5. Colic is a symptom, not a diagnosis.One of the most overwhelming things newborn life can throw at you, and one of the most unhelpful diagnoses to receive. Previously defined as a period of crying for 3 + hours a day, at least 3 days a week for at least 3 weeks, colic is a bit of an ‘oh well’ used by providers when the root cause is unknown and further investigation hasn’t been undertaken. Oftentimes parents are asked to take a wait and see approach, but ‘common’ does not equal ‘normal’ and waiting it out can have detrimental effects on everyone involved. If you believe your baby is crying more than they should, here are some things to consider.
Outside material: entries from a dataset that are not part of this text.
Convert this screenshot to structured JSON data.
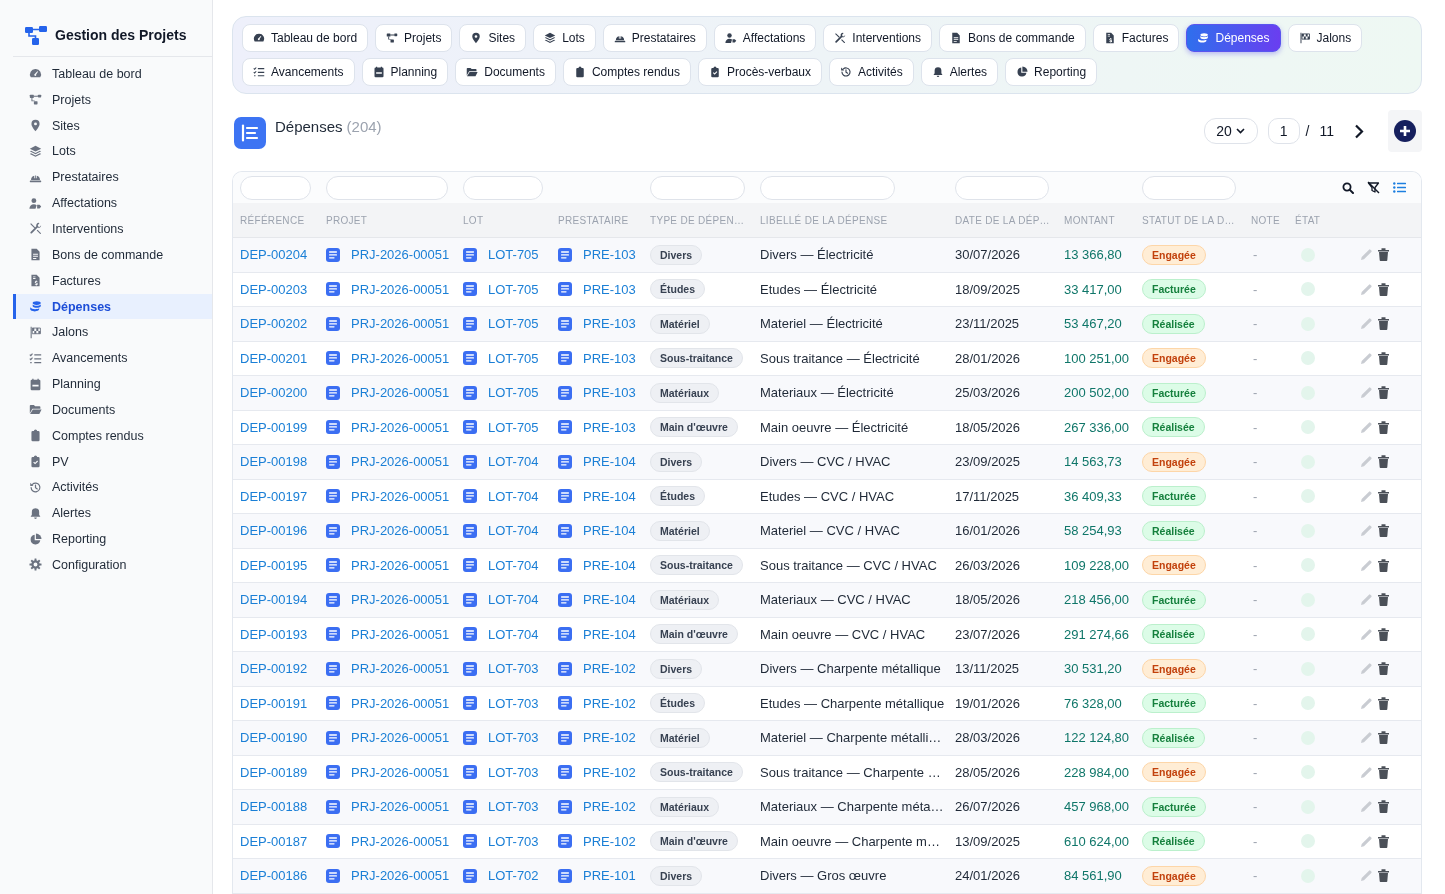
{
  "sidebar": {
    "title": "Gestion des Projets",
    "items": [
      {
        "label": "Tableau de bord",
        "selected": false
      },
      {
        "label": "Projets",
        "selected": false
      },
      {
        "label": "Sites",
        "selected": false
      },
      {
        "label": "Lots",
        "selected": false
      },
      {
        "label": "Prestataires",
        "selected": false
      },
      {
        "label": "Affectations",
        "selected": false
      },
      {
        "label": "Interventions",
        "selected": false
      },
      {
        "label": "Bons de commande",
        "selected": false
      },
      {
        "label": "Factures",
        "selected": false
      },
      {
        "label": "Dépenses",
        "selected": true
      },
      {
        "label": "Jalons",
        "selected": false
      },
      {
        "label": "Avancements",
        "selected": false
      },
      {
        "label": "Planning",
        "selected": false
      },
      {
        "label": "Documents",
        "selected": false
      },
      {
        "label": "Comptes rendus",
        "selected": false
      },
      {
        "label": "PV",
        "selected": false
      },
      {
        "label": "Activités",
        "selected": false
      },
      {
        "label": "Alertes",
        "selected": false
      },
      {
        "label": "Reporting",
        "selected": false
      },
      {
        "label": "Configuration",
        "selected": false
      }
    ]
  },
  "tabs": [
    {
      "label": "Tableau de bord",
      "selected": false
    },
    {
      "label": "Projets",
      "selected": false
    },
    {
      "label": "Sites",
      "selected": false
    },
    {
      "label": "Lots",
      "selected": false
    },
    {
      "label": "Prestataires",
      "selected": false
    },
    {
      "label": "Affectations",
      "selected": false
    },
    {
      "label": "Interventions",
      "selected": false
    },
    {
      "label": "Bons de commande",
      "selected": false
    },
    {
      "label": "Factures",
      "selected": false
    },
    {
      "label": "Dépenses",
      "selected": true
    },
    {
      "label": "Jalons",
      "selected": false
    },
    {
      "label": "Avancements",
      "selected": false
    },
    {
      "label": "Planning",
      "selected": false
    },
    {
      "label": "Documents",
      "selected": false
    },
    {
      "label": "Comptes rendus",
      "selected": false
    },
    {
      "label": "Procès-verbaux",
      "selected": false
    },
    {
      "label": "Activités",
      "selected": false
    },
    {
      "label": "Alertes",
      "selected": false
    },
    {
      "label": "Reporting",
      "selected": false
    }
  ],
  "header": {
    "title": "Dépenses",
    "count": "(204)",
    "page_size": "20",
    "page": "1",
    "separator": "/",
    "page_count": "11"
  },
  "table": {
    "columns": [
      {
        "label": "RÉFÉRENCE",
        "filter": true
      },
      {
        "label": "PROJET",
        "filter": true
      },
      {
        "label": "LOT",
        "filter": true
      },
      {
        "label": "PRESTATAIRE",
        "filter": false
      },
      {
        "label": "TYPE DE DÉPEN…",
        "filter": true
      },
      {
        "label": "LIBELLÉ DE LA DÉPENSE",
        "filter": true
      },
      {
        "label": "DATE DE LA DÉP…",
        "filter": true
      },
      {
        "label": "MONTANT",
        "filter": false
      },
      {
        "label": "STATUT DE LA D…",
        "filter": true
      },
      {
        "label": "NOTE",
        "filter": false
      },
      {
        "label": "ÉTAT",
        "filter": false
      }
    ],
    "rows": [
      {
        "reference": "DEP-00204",
        "project": "PRJ-2026-00051",
        "lot": "LOT-705",
        "contractor": "PRE-103",
        "type": "Divers",
        "label": "Divers — Électricité",
        "date": "30/07/2026",
        "amount": "13 366,80",
        "status": {
          "label": "Engagée",
          "kind": "warning"
        },
        "note": "-"
      },
      {
        "reference": "DEP-00203",
        "project": "PRJ-2026-00051",
        "lot": "LOT-705",
        "contractor": "PRE-103",
        "type": "Études",
        "label": "Etudes — Électricité",
        "date": "18/09/2025",
        "amount": "33 417,00",
        "status": {
          "label": "Facturée",
          "kind": "success"
        },
        "note": "-"
      },
      {
        "reference": "DEP-00202",
        "project": "PRJ-2026-00051",
        "lot": "LOT-705",
        "contractor": "PRE-103",
        "type": "Matériel",
        "label": "Materiel — Électricité",
        "date": "23/11/2025",
        "amount": "53 467,20",
        "status": {
          "label": "Réalisée",
          "kind": "success"
        },
        "note": "-"
      },
      {
        "reference": "DEP-00201",
        "project": "PRJ-2026-00051",
        "lot": "LOT-705",
        "contractor": "PRE-103",
        "type": "Sous-traitance",
        "label": "Sous traitance — Électricité",
        "date": "28/01/2026",
        "amount": "100 251,00",
        "status": {
          "label": "Engagée",
          "kind": "warning"
        },
        "note": "-"
      },
      {
        "reference": "DEP-00200",
        "project": "PRJ-2026-00051",
        "lot": "LOT-705",
        "contractor": "PRE-103",
        "type": "Matériaux",
        "label": "Materiaux — Électricité",
        "date": "25/03/2026",
        "amount": "200 502,00",
        "status": {
          "label": "Facturée",
          "kind": "success"
        },
        "note": "-"
      },
      {
        "reference": "DEP-00199",
        "project": "PRJ-2026-00051",
        "lot": "LOT-705",
        "contractor": "PRE-103",
        "type": "Main d'œuvre",
        "label": "Main oeuvre — Électricité",
        "date": "18/05/2026",
        "amount": "267 336,00",
        "status": {
          "label": "Réalisée",
          "kind": "success"
        },
        "note": "-"
      },
      {
        "reference": "DEP-00198",
        "project": "PRJ-2026-00051",
        "lot": "LOT-704",
        "contractor": "PRE-104",
        "type": "Divers",
        "label": "Divers — CVC / HVAC",
        "date": "23/09/2025",
        "amount": "14 563,73",
        "status": {
          "label": "Engagée",
          "kind": "warning"
        },
        "note": "-"
      },
      {
        "reference": "DEP-00197",
        "project": "PRJ-2026-00051",
        "lot": "LOT-704",
        "contractor": "PRE-104",
        "type": "Études",
        "label": "Etudes — CVC / HVAC",
        "date": "17/11/2025",
        "amount": "36 409,33",
        "status": {
          "label": "Facturée",
          "kind": "success"
        },
        "note": "-"
      },
      {
        "reference": "DEP-00196",
        "project": "PRJ-2026-00051",
        "lot": "LOT-704",
        "contractor": "PRE-104",
        "type": "Matériel",
        "label": "Materiel — CVC / HVAC",
        "date": "16/01/2026",
        "amount": "58 254,93",
        "status": {
          "label": "Réalisée",
          "kind": "success"
        },
        "note": "-"
      },
      {
        "reference": "DEP-00195",
        "project": "PRJ-2026-00051",
        "lot": "LOT-704",
        "contractor": "PRE-104",
        "type": "Sous-traitance",
        "label": "Sous traitance — CVC / HVAC",
        "date": "26/03/2026",
        "amount": "109 228,00",
        "status": {
          "label": "Engagée",
          "kind": "warning"
        },
        "note": "-"
      },
      {
        "reference": "DEP-00194",
        "project": "PRJ-2026-00051",
        "lot": "LOT-704",
        "contractor": "PRE-104",
        "type": "Matériaux",
        "label": "Materiaux — CVC / HVAC",
        "date": "18/05/2026",
        "amount": "218 456,00",
        "status": {
          "label": "Facturée",
          "kind": "success"
        },
        "note": "-"
      },
      {
        "reference": "DEP-00193",
        "project": "PRJ-2026-00051",
        "lot": "LOT-704",
        "contractor": "PRE-104",
        "type": "Main d'œuvre",
        "label": "Main oeuvre — CVC / HVAC",
        "date": "23/07/2026",
        "amount": "291 274,66",
        "status": {
          "label": "Réalisée",
          "kind": "success"
        },
        "note": "-"
      },
      {
        "reference": "DEP-00192",
        "project": "PRJ-2026-00051",
        "lot": "LOT-703",
        "contractor": "PRE-102",
        "type": "Divers",
        "label": "Divers — Charpente métallique",
        "date": "13/11/2025",
        "amount": "30 531,20",
        "status": {
          "label": "Engagée",
          "kind": "warning"
        },
        "note": "-"
      },
      {
        "reference": "DEP-00191",
        "project": "PRJ-2026-00051",
        "lot": "LOT-703",
        "contractor": "PRE-102",
        "type": "Études",
        "label": "Etudes — Charpente métallique",
        "date": "19/01/2026",
        "amount": "76 328,00",
        "status": {
          "label": "Facturée",
          "kind": "success"
        },
        "note": "-"
      },
      {
        "reference": "DEP-00190",
        "project": "PRJ-2026-00051",
        "lot": "LOT-703",
        "contractor": "PRE-102",
        "type": "Matériel",
        "label": "Materiel — Charpente métalli…",
        "date": "28/03/2026",
        "amount": "122 124,80",
        "status": {
          "label": "Réalisée",
          "kind": "success"
        },
        "note": "-"
      },
      {
        "reference": "DEP-00189",
        "project": "PRJ-2026-00051",
        "lot": "LOT-703",
        "contractor": "PRE-102",
        "type": "Sous-traitance",
        "label": "Sous traitance — Charpente …",
        "date": "28/05/2026",
        "amount": "228 984,00",
        "status": {
          "label": "Engagée",
          "kind": "warning"
        },
        "note": "-"
      },
      {
        "reference": "DEP-00188",
        "project": "PRJ-2026-00051",
        "lot": "LOT-703",
        "contractor": "PRE-102",
        "type": "Matériaux",
        "label": "Materiaux — Charpente méta…",
        "date": "26/07/2026",
        "amount": "457 968,00",
        "status": {
          "label": "Facturée",
          "kind": "success"
        },
        "note": "-"
      },
      {
        "reference": "DEP-00187",
        "project": "PRJ-2026-00051",
        "lot": "LOT-703",
        "contractor": "PRE-102",
        "type": "Main d'œuvre",
        "label": "Main oeuvre — Charpente m…",
        "date": "13/09/2025",
        "amount": "610 624,00",
        "status": {
          "label": "Réalisée",
          "kind": "success"
        },
        "note": "-"
      },
      {
        "reference": "DEP-00186",
        "project": "PRJ-2026-00051",
        "lot": "LOT-702",
        "contractor": "PRE-101",
        "type": "Divers",
        "label": "Divers — Gros œuvre",
        "date": "24/01/2026",
        "amount": "84 561,90",
        "status": {
          "label": "Engagée",
          "kind": "warning"
        },
        "note": "-"
      }
    ]
  }
}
+ allergies and intolerances for mum and baby. Amongst others, dairy and gluten are common culprits. Be mindful that a lot of formulas are dairy based and seek support from your trusted health professional to investigate this as a cause.
+ gut imbalances. Many studies have shown probiotic supplementation with Lactobacillus reuterito reduce daily median crying times in babies with colic, compared to placebo.
+ excessive swallowing of air (aerophagia). Check for tongue ties, lip ties, poor latch if breastfeeding. Consult with practitioners trained in oral ties and an IBCLC to assist with any feeding challenges.
+ body tightness/pain/injury & birth trauma. A fast birth, assisted delivery, extended amounts of compression in the birth canal. Body work with an osteopath, chiropractor or craniosacral therapist can be hugely beneficial.
If you’re navigating an unsettled newborn, try to find a practitioner who is willing to dive deep in the trenches with you and find a way forward. And most importantly, know you are doing so well. Take some time for yourself because no one can pour from an empty cup.